それで、従来の同窓会入会式をやめ、卒業生でもある保護者の方に声をかけて、中学生と対話する会にしてみました。

卒業生でもあるPTA会長や学校運営協議会のメンバーなど、複数名をお呼びしての短めのパネルディスカッション、自分の進路選択や青春時代の話などのあと、卒業生とOBの双方向のQ&Aなど、50分程度のカジュアルな会です。

たまたま私もその中学校の卒業生であったので、中学校時代の話なども交えました。
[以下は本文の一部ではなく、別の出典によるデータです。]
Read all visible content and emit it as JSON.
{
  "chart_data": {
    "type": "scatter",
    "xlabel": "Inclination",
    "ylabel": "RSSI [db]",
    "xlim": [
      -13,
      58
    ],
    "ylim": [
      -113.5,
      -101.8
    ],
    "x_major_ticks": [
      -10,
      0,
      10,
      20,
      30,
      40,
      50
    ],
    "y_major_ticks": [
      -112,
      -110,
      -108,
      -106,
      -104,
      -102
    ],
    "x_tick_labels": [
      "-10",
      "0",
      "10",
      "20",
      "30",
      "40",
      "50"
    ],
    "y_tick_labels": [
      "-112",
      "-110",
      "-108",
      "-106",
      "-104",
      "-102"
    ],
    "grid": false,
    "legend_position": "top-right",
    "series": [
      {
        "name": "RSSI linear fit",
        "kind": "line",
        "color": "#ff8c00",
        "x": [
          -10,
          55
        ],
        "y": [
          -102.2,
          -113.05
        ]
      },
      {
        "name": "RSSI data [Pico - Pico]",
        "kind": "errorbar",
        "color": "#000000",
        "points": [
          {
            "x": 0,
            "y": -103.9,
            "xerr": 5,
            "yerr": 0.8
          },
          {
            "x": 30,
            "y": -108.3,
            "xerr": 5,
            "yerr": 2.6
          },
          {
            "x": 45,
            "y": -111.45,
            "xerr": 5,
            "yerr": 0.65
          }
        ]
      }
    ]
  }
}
中学生であっても、対等に大人と議論や対話ができる15歳になってほしいと思っていたので、この試みは悪くなかったと感じています。

そして、その後の時間を「ホームカミングタイム」として、地域の方に学校の中や授業の様子を見てもらい、図書室には昔の卒業アルバムを並べました。

保護者でないと中学校になかなか入る機会はないものですが、卒業生という立場で懐かしい校舎を訪ね、中学生の姿を見、昔を思い出す時間は新鮮なものだったようです。

儀式的な行事を軽視するつもりは全くないですが、これは何のためにある行事か、を考えたら従来のかたちを必ずしも踏襲しなくてもいいことに気づきます。

中学生には、形式的な儀式行事で1時間過ごすより、大人の素の気持ちを聞き、話す実りある時間にしたかったのです。

4. 行事の意気込みや図工書写の作品の掲示をやめる

教員は、子どもたちの作品や成果物や啓発文などを掲示して壁面を埋めたくなりがちです。

例えば「あなたが思い浮かぶ教室の風景を絵に描いて」というと教室後方の壁に図工の作品や書写の作品をずらっと貼ってある絵を描く人が多いと思います。もしかしたらAIもそんな画像を出してくるかもしれません。

子どもの作品が貼ってあるのが日本の教室のデフォルト。さらに学期ごとの目標や行事に向かう意気込みなど、ワークシート状のものを全員分そろって貼り出します(はい、私もそうでした)。